Affiliated Charters Face Growing Pains on Several Fronts
Families at affiliated charters have been getting bad news left and right this week. Affiliated charters, or charter light, or hybrid charters, or any of a variety of ways used to explain the program, are semi-autonomous schools that receive their funding from the state, and yet are still for all intents and purposes tied to the the Los Angeles Unified School District. They only exist in L.A.
In the last two years, roughly three dozen schools applied for affiliated charter status. Parents donated hours of their time sitting in with teachers and administrators during their professional development time to write plans that offered autonomy and more funding in exchange for an increased workload. Teachers and administrators worked late into the evening writing the plans. For financially tapped out parents and school staffs tired of incessant cuts, it was a fair trade off. At the non-Title I schools (and schools that lost their Title I status when the threshold was raised from 40% to 50%) in question, it was the only means to support budgets that already have to choose between the most basic of supplies: the proverbial choice between toilet paper for the bathrooms or toner for the copiers.
So this week we now hear that the governor’s new funding model that brings more money to LAUSD schools will affect affiliated charters more severely than LAUSD schools and regular charters that will benefit in this Daily News article. Schools already under the affiliated model will receive the funding for 2013-14 and not after that. And truth be told, the money buffered the schools after four or five straight years of cuts.

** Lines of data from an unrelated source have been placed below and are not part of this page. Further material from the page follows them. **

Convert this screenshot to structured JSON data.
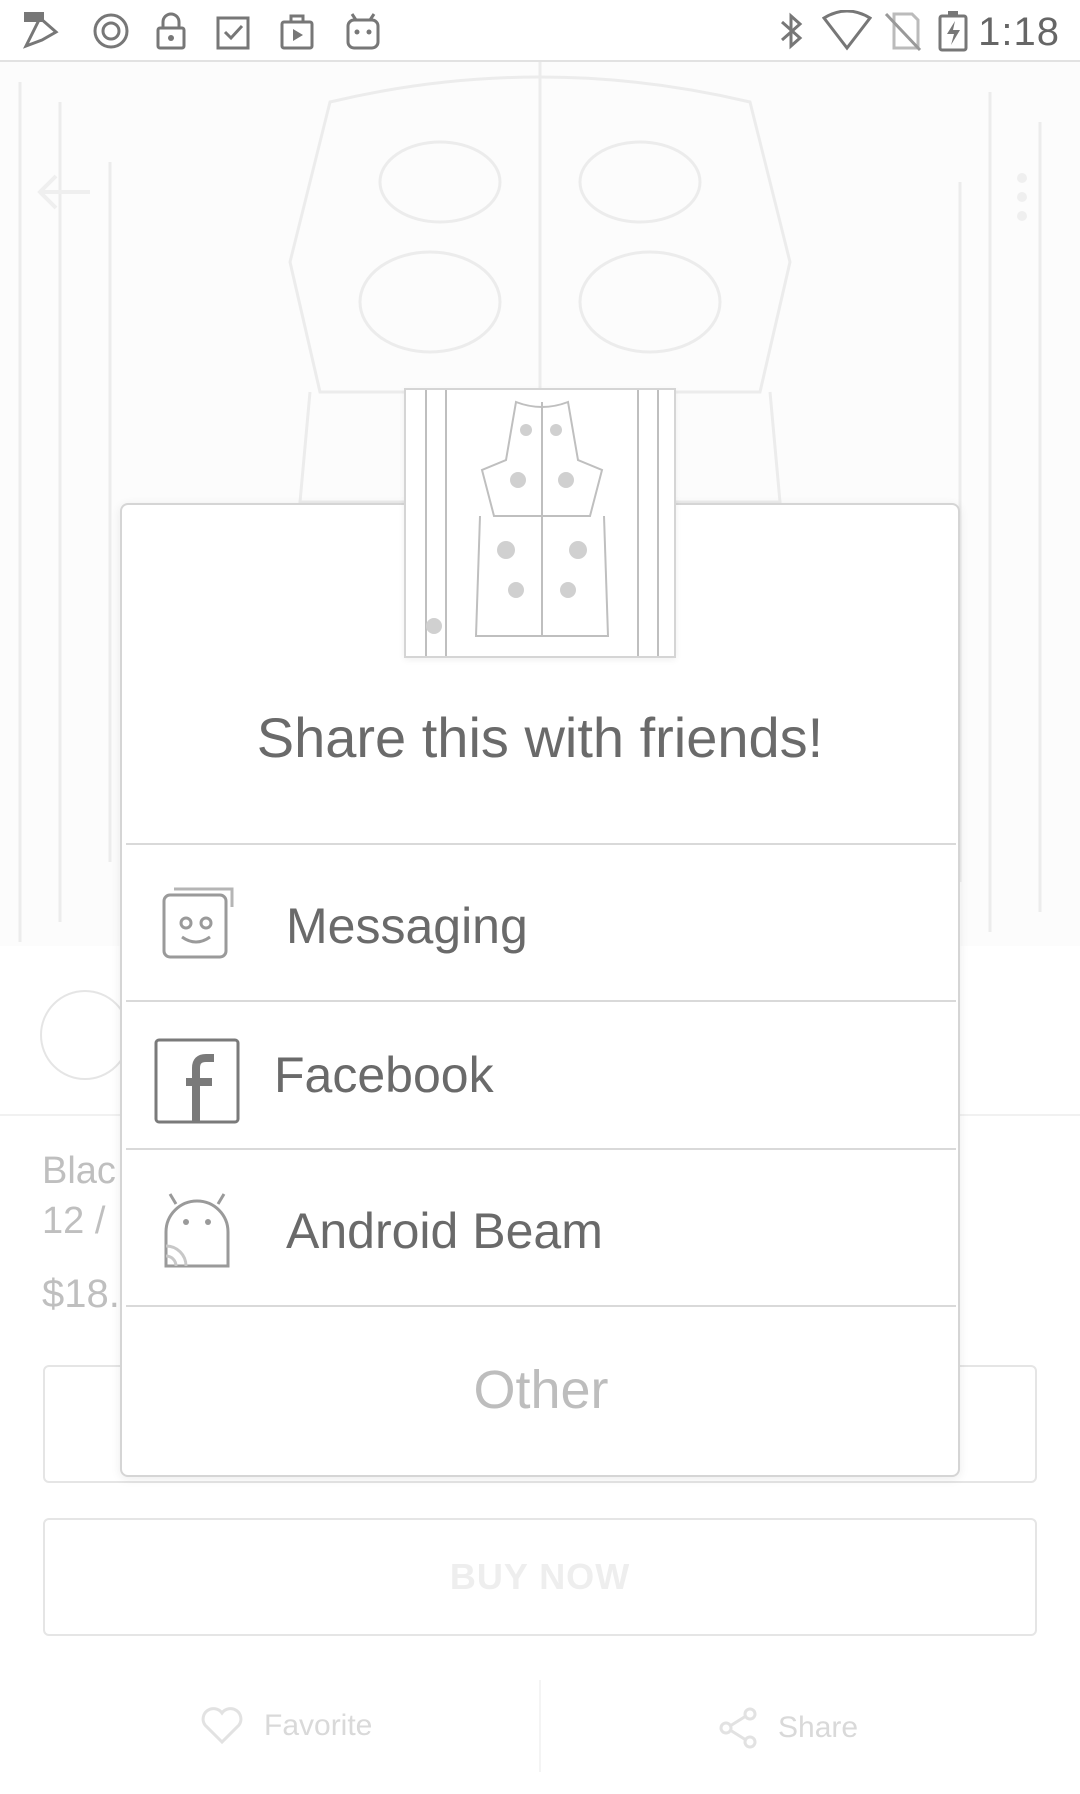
{
  "status_bar": {
    "time": "1:18",
    "icons": [
      "galaxy-apps-icon",
      "notification-icon",
      "lock-icon",
      "clipboard-check-icon",
      "play-bag-icon",
      "android-icon",
      "bluetooth-icon",
      "wifi-icon",
      "no-sim-icon",
      "battery-charging-icon"
    ]
  },
  "product": {
    "title": "Blac",
    "size": "12 / ",
    "price": "$18."
  },
  "buttons": {
    "buy_now": "BUY NOW"
  },
  "bottom_bar": {
    "favorite": "Favorite",
    "share": "Share"
  },
  "dialog": {
    "title": "Share this with friends!",
    "options": [
      {
        "label": "Messaging",
        "icon": "messaging-icon"
      },
      {
        "label": "Facebook",
        "icon": "facebook-icon"
      },
      {
        "label": "Android Beam",
        "icon": "android-beam-icon"
      },
      {
        "label": "Other",
        "icon": ""
      }
    ]
  },
  "colors": {
    "dialog_border": "#d5d5d5",
    "text": "#6a6a6a",
    "muted": "#bdbdbd"
  }
}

But that’s not the end of the frustrations. As enrollment season ramps up, parents at some schools are finding out that enrollment preference is not automatic for siblings of previously permitted students; or that once enrolled, students can leave the school boundraies, and be enrolled for the term of the school. One school has so many students attending, they’ve been forced to seek out any students attending with faked addresses simply to have enough room for the incoming kindergarten class, yet they can’t remove the kids who once lived there and have moved.
Affiliated charters were sold as a way for schools to stay with the district, with their own teachers, as part of LAUSD, yet be financially feasible. These are parents who want to remain in public schools. Please, don’t make it impossible for them to do so.